Global Monthly Fixed Income Report - June, 2026

Executive Summary
The first half of 2026 was defined by the collision of three forces: rising inflation, resilient growth, and geopolitical shocks. Global fixed income did not trade as a simple “rate-cut” asset class. Instead, markets differentiated sharply across regions, maturities, and credit quality. June also fitted into the broader H1 narratives.
The Federal Reserve held the fed funds target range at 3.50%–3.75% in June and
emphasized that inflation remained above its 2% objective, while economic activity was expanding at a solid pace. The ECB, by contrast, raised key rates by 25bps in June, citing Middle East-related energy inflation pressure. The Bank of England held Bank Rate at 3.75%, but with two MPC members voting for a hike, underscoring the asymmetry of inflation risk.
African sovereign Eurobonds delivered a highly differentiated month. Average G-spreads widened in Nigeria (+29.4bps), Angola (+21.1bps), Ghana (+11.1bps), and South Africa (+4.5bps), while Egypt tightened by 4.4bps on average.
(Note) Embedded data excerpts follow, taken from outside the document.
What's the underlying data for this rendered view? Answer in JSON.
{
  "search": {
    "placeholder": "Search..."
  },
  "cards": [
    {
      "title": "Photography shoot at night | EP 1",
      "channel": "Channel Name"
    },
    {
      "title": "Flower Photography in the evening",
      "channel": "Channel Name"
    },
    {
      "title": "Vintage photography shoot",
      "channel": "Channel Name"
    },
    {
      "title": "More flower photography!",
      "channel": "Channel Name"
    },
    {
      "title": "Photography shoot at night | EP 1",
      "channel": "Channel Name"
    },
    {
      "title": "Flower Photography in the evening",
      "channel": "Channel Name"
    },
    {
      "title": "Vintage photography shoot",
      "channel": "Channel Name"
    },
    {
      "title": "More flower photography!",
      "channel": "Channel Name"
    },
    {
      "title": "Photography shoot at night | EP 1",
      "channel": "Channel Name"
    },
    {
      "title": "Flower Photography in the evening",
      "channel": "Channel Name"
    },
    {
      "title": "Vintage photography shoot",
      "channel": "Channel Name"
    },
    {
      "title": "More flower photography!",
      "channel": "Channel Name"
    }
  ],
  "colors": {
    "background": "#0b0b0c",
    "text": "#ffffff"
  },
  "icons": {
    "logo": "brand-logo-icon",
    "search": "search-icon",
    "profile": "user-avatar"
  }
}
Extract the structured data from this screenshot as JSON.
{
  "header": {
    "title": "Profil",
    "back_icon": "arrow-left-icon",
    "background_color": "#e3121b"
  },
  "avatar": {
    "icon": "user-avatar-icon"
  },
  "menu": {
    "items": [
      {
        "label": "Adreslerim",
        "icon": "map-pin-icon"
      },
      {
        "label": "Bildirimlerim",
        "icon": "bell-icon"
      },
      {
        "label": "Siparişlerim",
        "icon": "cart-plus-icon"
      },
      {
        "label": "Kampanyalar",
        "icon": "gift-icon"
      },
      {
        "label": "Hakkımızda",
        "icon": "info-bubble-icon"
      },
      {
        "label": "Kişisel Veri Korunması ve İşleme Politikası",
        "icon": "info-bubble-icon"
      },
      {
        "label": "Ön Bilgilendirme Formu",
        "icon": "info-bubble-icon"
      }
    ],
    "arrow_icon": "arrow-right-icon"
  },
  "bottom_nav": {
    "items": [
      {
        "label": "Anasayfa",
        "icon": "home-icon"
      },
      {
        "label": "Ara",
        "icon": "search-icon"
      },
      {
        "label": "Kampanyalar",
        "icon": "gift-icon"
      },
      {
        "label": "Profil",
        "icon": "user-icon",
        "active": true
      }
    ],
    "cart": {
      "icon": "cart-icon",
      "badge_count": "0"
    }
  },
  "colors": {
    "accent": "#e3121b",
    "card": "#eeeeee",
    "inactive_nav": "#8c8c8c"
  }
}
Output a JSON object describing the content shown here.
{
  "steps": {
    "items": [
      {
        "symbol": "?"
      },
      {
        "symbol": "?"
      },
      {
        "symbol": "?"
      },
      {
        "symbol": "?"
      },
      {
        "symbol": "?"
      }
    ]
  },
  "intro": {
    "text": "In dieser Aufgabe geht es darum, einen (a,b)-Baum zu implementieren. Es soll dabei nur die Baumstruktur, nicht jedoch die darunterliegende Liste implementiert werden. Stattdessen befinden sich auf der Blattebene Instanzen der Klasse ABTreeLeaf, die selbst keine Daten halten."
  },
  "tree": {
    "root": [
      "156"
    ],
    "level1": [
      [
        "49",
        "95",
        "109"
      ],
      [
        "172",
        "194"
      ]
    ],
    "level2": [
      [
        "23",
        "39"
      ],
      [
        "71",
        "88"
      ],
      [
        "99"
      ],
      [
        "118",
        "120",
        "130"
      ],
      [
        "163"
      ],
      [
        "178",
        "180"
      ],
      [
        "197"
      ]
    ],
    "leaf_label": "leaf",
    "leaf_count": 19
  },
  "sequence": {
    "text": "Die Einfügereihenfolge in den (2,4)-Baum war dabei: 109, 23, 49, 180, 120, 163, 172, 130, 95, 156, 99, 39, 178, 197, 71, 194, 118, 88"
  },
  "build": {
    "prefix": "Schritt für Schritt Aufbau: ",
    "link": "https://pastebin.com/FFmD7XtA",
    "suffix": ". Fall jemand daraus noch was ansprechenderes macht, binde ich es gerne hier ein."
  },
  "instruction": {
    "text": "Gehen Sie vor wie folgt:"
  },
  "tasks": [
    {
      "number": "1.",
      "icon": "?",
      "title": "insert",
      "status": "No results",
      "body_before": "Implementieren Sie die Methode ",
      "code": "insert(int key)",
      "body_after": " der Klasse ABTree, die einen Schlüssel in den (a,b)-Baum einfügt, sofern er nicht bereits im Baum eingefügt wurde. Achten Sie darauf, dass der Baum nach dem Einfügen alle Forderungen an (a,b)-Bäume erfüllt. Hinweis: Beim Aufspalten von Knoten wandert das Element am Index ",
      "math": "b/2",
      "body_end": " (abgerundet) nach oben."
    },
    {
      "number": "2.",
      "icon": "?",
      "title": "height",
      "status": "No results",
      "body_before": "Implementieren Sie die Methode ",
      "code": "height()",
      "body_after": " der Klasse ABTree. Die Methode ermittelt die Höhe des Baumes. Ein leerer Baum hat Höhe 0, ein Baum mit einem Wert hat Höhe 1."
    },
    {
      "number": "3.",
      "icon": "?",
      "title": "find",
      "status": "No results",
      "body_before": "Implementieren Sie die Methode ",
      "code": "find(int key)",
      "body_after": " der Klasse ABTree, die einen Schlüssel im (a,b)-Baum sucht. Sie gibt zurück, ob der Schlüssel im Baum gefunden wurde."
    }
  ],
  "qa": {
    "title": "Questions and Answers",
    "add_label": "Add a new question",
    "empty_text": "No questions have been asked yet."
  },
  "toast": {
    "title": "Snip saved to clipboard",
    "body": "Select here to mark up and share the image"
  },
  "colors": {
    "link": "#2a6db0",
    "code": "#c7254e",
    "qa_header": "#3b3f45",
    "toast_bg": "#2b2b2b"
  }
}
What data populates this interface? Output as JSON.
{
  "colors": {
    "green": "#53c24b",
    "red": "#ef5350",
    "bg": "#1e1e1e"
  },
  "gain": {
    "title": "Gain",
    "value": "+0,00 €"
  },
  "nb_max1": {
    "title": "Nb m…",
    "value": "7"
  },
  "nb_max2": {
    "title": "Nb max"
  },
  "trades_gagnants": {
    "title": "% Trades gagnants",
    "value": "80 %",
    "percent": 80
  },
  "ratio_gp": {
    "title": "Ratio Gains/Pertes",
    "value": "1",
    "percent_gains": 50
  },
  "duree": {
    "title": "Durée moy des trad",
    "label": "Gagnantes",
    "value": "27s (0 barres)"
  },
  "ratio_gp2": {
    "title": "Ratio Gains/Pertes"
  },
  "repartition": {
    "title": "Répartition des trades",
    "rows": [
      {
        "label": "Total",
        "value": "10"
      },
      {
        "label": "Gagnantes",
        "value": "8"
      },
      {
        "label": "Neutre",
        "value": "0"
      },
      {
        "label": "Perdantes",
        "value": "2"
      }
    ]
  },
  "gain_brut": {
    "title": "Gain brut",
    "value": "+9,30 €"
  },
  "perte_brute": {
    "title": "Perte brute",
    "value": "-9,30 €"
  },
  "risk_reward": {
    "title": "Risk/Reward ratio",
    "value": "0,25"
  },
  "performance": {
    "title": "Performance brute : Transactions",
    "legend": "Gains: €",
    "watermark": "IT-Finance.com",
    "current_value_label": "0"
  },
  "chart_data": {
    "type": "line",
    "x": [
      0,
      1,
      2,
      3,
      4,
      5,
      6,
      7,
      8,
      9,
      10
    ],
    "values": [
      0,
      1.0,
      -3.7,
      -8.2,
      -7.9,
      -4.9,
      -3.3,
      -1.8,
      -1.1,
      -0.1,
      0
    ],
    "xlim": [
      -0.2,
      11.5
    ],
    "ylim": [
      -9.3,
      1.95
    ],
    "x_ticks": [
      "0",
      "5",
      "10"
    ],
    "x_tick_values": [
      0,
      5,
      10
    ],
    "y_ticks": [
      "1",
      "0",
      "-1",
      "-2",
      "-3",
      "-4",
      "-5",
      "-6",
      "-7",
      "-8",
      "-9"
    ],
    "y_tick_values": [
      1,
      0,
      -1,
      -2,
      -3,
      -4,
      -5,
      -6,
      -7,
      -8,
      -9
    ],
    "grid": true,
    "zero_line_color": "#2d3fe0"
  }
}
The message for portfolios is clear: carry remains valuable, but credit beta should be selective. We would favor sovereigns where spread compensation is supported by improving external buffers, credible policy anchors, and positive technical demand, while reducing exposure to names where spread widening is being driven by deteriorating risk premia rather than Treasury curve effects.